Why not just return LHS == RHS?

mkazantsev added inline comments.May 11 2022, 3:16 AM
llvm/lib/Transforms/Scalar/RewriteStatepointsForGC.cpp
260–261

I guess this comment above would need an update.

dmakogon updated this revision to Diff 428626.May 11 2022, 4:45 AM
dmakogon retitled this revision from [RS4GC] Cache BaseDefiningValueResult instead of BDV (NFC) to [RS4GC] Cache IsKnownBase for bases and BDVs (NFC).

Removed BaseDefiningValueResult struct. Instead we now have a cache which stores whether a base or BDV is a known base.

mkazantsev requested changes to this revision.May 11 2022, 4:55 AM
mkazantsev added inline comments.
llvm/lib/Transforms/Scalar/RewriteStatepointsForGC.cpp
476–481

Should it be findBaseDefiningValueCached? Otherwise you don't benefit from caching in recursion.

543–546

nit: tab

This revision now requires changes to proceed.May 11 2022, 4:55 AM
mkazantsev accepted this revision.May 11 2022, 5:02 AM

LGTM with nit.

This revision is now accepted and ready to land.May 11 2022, 5:02 AM

Pls assert that you don't overwrite values in your cache.

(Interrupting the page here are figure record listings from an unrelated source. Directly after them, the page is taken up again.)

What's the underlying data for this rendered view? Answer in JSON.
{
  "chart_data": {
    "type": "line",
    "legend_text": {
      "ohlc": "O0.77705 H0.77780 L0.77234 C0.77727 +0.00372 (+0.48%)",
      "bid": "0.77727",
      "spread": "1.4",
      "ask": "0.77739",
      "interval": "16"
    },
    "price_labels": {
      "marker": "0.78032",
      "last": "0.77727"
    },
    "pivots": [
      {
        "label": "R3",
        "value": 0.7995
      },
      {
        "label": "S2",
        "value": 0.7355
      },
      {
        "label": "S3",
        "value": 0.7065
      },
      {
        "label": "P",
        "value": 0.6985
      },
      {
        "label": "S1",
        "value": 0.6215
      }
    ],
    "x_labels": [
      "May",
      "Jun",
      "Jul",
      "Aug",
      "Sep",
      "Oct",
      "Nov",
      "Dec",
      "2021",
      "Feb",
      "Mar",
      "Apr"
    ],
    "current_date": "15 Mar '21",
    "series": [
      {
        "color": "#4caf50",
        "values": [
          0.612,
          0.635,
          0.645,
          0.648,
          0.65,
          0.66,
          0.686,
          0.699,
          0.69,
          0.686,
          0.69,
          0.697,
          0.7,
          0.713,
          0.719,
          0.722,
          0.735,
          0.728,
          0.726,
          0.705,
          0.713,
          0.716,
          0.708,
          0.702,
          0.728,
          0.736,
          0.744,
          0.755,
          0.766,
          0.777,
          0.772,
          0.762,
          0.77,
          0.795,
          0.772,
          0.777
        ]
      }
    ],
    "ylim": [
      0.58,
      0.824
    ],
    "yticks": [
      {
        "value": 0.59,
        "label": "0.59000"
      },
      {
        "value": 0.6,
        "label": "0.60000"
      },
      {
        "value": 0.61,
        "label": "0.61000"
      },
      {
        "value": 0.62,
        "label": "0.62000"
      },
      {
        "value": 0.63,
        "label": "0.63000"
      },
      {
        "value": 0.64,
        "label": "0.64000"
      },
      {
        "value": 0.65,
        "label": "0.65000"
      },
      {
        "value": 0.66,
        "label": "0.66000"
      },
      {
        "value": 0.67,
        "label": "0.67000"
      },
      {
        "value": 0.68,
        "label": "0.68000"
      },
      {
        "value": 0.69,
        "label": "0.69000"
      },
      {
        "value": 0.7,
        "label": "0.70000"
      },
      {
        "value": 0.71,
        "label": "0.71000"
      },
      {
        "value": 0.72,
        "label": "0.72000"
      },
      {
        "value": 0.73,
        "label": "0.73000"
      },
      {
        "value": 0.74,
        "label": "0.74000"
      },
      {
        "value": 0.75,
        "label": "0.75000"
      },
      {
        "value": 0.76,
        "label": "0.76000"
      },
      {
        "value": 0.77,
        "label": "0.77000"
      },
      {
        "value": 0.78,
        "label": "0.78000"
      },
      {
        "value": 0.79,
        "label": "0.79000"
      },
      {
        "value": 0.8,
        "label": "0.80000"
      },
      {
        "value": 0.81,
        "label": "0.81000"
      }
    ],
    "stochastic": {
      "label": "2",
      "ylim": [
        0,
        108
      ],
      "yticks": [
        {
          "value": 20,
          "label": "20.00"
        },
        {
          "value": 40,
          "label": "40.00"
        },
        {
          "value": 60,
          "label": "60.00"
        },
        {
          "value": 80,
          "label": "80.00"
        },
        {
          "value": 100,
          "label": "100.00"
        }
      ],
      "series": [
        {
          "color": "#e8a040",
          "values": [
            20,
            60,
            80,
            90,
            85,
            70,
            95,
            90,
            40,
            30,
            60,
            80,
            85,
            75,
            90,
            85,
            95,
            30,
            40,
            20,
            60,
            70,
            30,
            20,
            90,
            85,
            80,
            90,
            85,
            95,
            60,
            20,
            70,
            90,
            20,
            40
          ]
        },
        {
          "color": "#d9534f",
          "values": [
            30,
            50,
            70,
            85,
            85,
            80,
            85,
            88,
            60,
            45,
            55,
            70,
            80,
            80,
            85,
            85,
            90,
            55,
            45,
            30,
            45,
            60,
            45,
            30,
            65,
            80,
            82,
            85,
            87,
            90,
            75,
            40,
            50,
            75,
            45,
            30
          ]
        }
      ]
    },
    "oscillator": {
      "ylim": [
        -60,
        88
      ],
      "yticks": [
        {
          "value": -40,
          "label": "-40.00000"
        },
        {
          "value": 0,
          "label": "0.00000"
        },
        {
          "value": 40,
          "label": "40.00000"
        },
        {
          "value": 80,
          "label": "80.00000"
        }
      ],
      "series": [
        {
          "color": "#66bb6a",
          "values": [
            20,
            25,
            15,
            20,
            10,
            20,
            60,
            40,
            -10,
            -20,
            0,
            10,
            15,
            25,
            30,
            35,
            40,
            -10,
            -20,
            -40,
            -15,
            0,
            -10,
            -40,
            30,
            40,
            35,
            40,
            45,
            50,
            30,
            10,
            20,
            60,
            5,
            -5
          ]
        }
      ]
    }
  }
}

mkazantsev added inline comments.May 11 2022, 5:09 AM
llvm/lib/Transforms/Scalar/RewriteStatepointsForGC.cpp
741

const IsKnownBase ... ?

742

Pls add assert with descriptive message what happens if the value is missing

mkazantsev requested changes to this revision.May 11 2022, 5:31 AM

Withdrawing LGTM until asserts are added. I also think you should shortcut through cached method, unless there are reasons not to.

This revision now requires changes to proceed.May 11 2022, 5:31 AM
dmakogon updated this revision to Diff 428893.May 12 2022, 3:06 AM
dmakogon retitled this revision from [RS4GC] Cache IsKnownBase for bases and BDVs (NFC) to [RS4GC] Cache BDVs and bases alogn with IsKnownBase flag (NFC).
dmakogon edited the summary of this revision. (Show Details)

Implemented caching in findBaseDefiningValue. Added a weak assert in setKnownBase - it checks if the key is already present in the map and if so fails the assert if trying to push a different value from the cached one.

dmakogon updated this revision to Diff 428899.May 12 2022, 3:09 AM

const qualifier in isKnownBase

dmakogon marked 6 inline comments as done.May 12 2022, 3:10 AM
mkazantsev accepted this revision.May 12 2022, 3:21 AM

That looks much safer now! Thanks. LGTM.

llvm/lib/Transforms/Scalar/RewriteStatepointsForGC.cpp
442–446

Constants are so trivial that we might not cache them at all. But it's up to you.

This revision is now accepted and ready to land.May 12 2022, 3:21 AM
This revision was landed with ongoing or failed builds.May 13 2022, 12:21 AM
This revision was automatically updated to reflect the committed changes.